[Personal Recollections of Pardee Butler by Pardee Butler]@TWC D-Link book
Personal Recollections of Pardee Butler

CHAPTER XXX
10/11

After making all necessary discount and rebate because of faults and infirmities, there is enough yet remaining of solid and essential excellence in the citizens of every State in this nation that they can afford to have the honest truth told about themselves.

Is the sun less glorious because there are spots on the sun?
Is the moon less beautiful because the man in the moon does not wear a handsome face?
On the late Fourth of July there was a rallying of the clans of the veterans--the men in blue and the men in gray--on the field of Gettysburg, to commemorate the battle they fought twenty-five years before, and to do honor to the bravery displayed by each man in fighting for what he honestly thought to be the right.

This was as it should be.

But there ought to be the celebration of another battle--it ought to be, even though it may never occur--that should never be forgotten.

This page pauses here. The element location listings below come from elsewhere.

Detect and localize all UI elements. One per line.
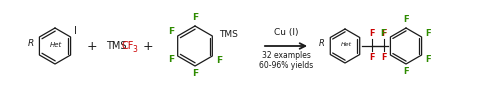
Text: +: + (87, 40, 97, 53)
Text: TMS: TMS (219, 30, 238, 39)
Text: F: F (381, 28, 386, 37)
Text: R: R (319, 40, 325, 49)
Text: Cu (I): Cu (I) (274, 28, 298, 36)
Text: F: F (381, 53, 387, 61)
Text: F: F (216, 56, 222, 65)
Text: +: + (143, 40, 153, 53)
Text: 60-96% yields: 60-96% yields (259, 61, 313, 70)
Text: I: I (73, 26, 76, 36)
Text: F: F (381, 28, 387, 37)
Text: F: F (426, 54, 432, 64)
Text: F: F (403, 68, 409, 77)
Text: F: F (369, 28, 375, 37)
Text: TMS: TMS (106, 41, 127, 51)
Text: F: F (168, 56, 174, 65)
Text: F: F (192, 13, 198, 23)
Text: F: F (168, 28, 174, 36)
Text: Het: Het (50, 42, 62, 48)
Text: F: F (426, 28, 432, 37)
Text: 3: 3 (132, 45, 137, 54)
Text: F: F (403, 16, 409, 24)
Text: F: F (192, 69, 198, 78)
Text: F: F (369, 53, 375, 61)
Text: CF: CF (121, 41, 133, 51)
Text: R: R (28, 39, 34, 48)
Text: Het: Het (340, 43, 351, 48)
Text: 32 examples: 32 examples (262, 50, 311, 60)
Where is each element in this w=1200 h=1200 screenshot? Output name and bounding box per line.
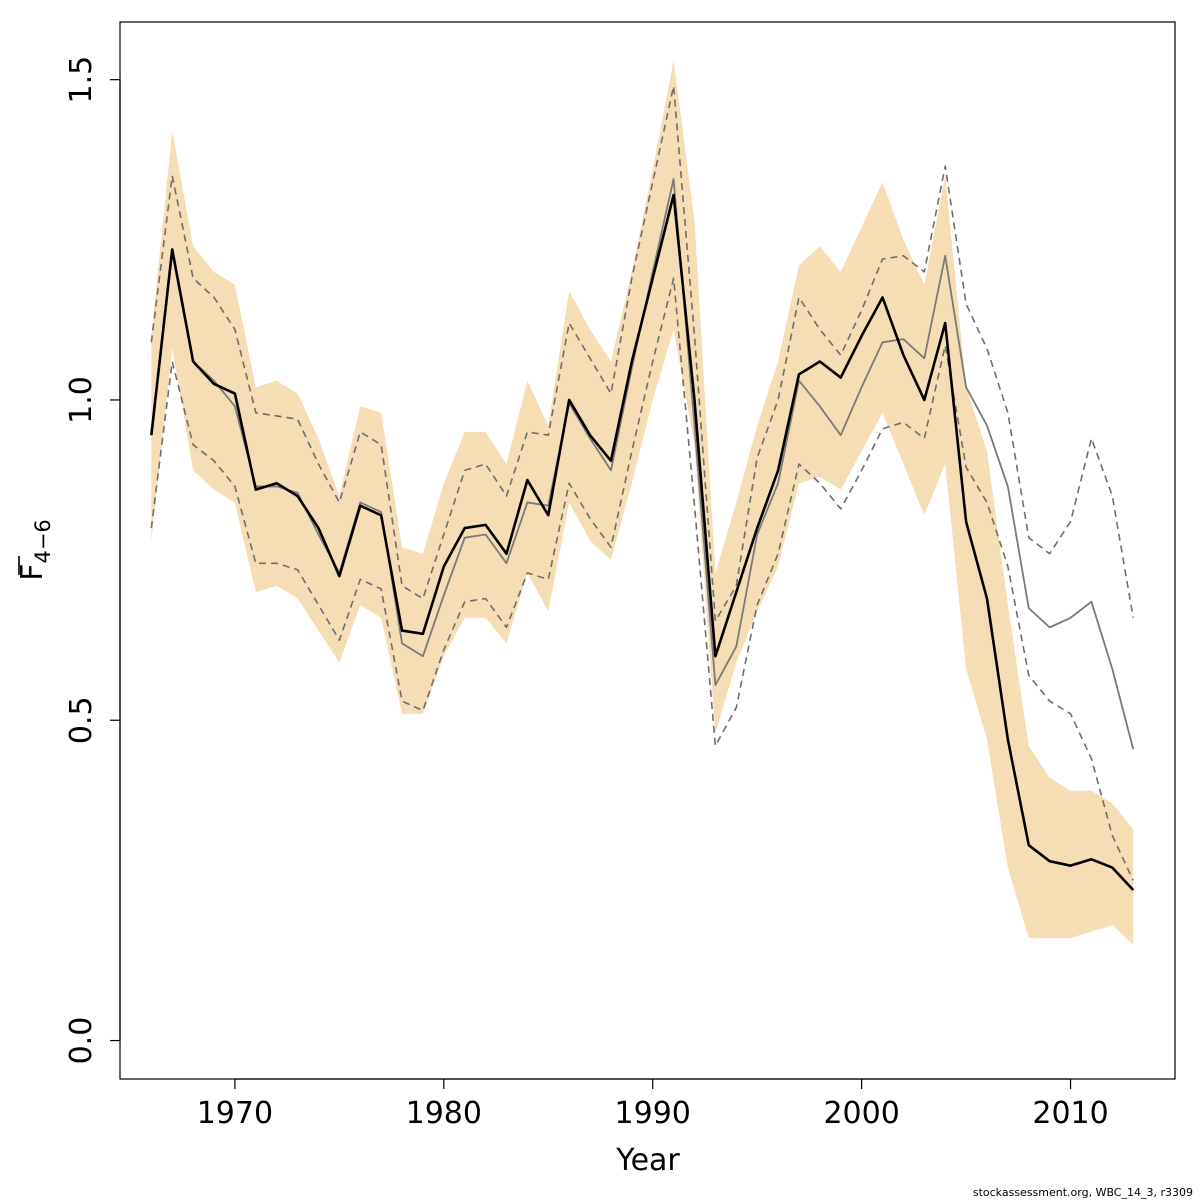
x-tick-label: 1970 (197, 1096, 273, 1131)
svg-text:F4−6: F4−6 (15, 519, 55, 581)
x-tick-label: 1990 (615, 1096, 691, 1131)
x-tick-label: 2000 (823, 1096, 899, 1131)
series-lines-layer (150, 85, 1135, 891)
y-axis-title-subscript: 4−6 (31, 519, 55, 563)
confidence-band-layer (151, 60, 1134, 945)
confidence-band (151, 60, 1134, 945)
y-tick-label: 0.0 (64, 1017, 99, 1065)
comparison-upper-line (150, 85, 1135, 622)
y-tick-label: 0.5 (64, 696, 99, 744)
estimate-line (150, 193, 1135, 891)
x-tick-label: 1980 (406, 1096, 482, 1131)
x-axis-title: Year (615, 1143, 680, 1178)
y-tick-label: 1.5 (64, 56, 99, 104)
y-tick-label: 1.0 (64, 376, 99, 424)
y-axis: 0.0 0.5 1.0 1.5 (64, 56, 121, 1065)
footer-note: stockassessment.org, WBC_14_3, r3309 (973, 1186, 1193, 1199)
comparison-lower-line (150, 277, 1134, 881)
y-axis-title-main: F (15, 564, 50, 581)
y-axis-title: F4−6 (15, 519, 55, 581)
x-tick-label: 2010 (1032, 1096, 1108, 1131)
x-axis: 1970 1980 1990 2000 2010 (197, 1078, 1109, 1131)
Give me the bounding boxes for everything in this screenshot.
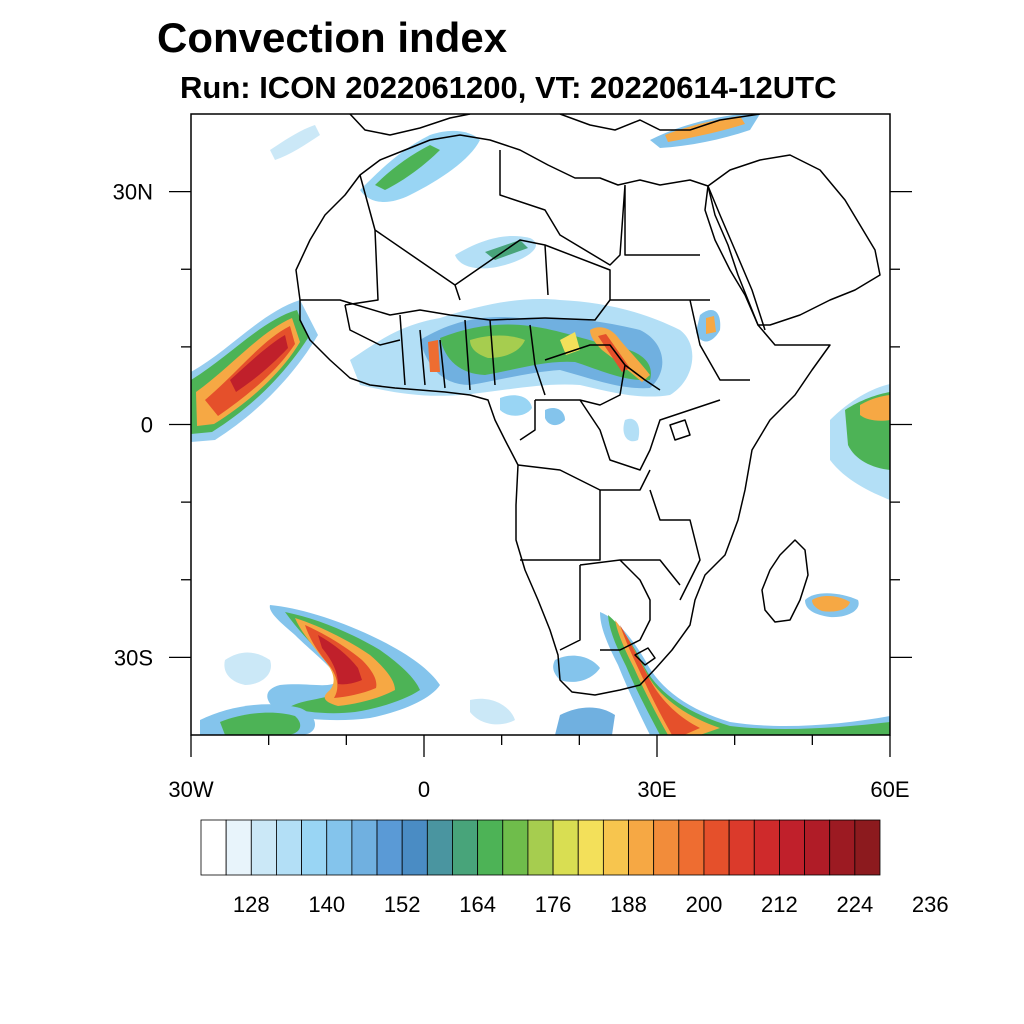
country-borders-north	[344, 150, 700, 306]
colorbar-swatch	[250, 819, 277, 876]
field-west-africa-coast	[191, 300, 318, 442]
colorbar-swatch	[728, 819, 755, 876]
lon-tick-label: 0	[418, 777, 430, 802]
country-borders-west	[300, 299, 546, 396]
colorbar-swatch	[477, 819, 504, 876]
colorbar-label: 236	[912, 892, 949, 917]
country-borders-south	[517, 464, 701, 651]
field-north-africa	[270, 114, 760, 269]
map-frame	[190, 113, 891, 736]
colorbar-label: 140	[308, 892, 345, 917]
colorbar-swatch	[552, 819, 579, 876]
colorbar-label: 176	[535, 892, 572, 917]
colorbar-swatch	[804, 819, 831, 876]
lon-tick-label: 60E	[870, 777, 909, 802]
lat-tick-label: 30N	[113, 180, 153, 205]
colorbar-swatch	[753, 819, 780, 876]
field-misc-cells	[369, 353, 640, 725]
lon-tick-label: 30E	[637, 777, 676, 802]
field-south-africa-band	[553, 612, 890, 735]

In that battle there was no dreadful carnage as on the battlefield of Gettysburg; there were no desperate charges made by cavalry and infantry; there was no heroic courage displayed under the pitiless peltings of a deadly hail of shot and shell; there were no great generals of national reputation in command, but humble men unknown to fame, in the final result came together, and with honest speech said, "We will shake hands and be friends.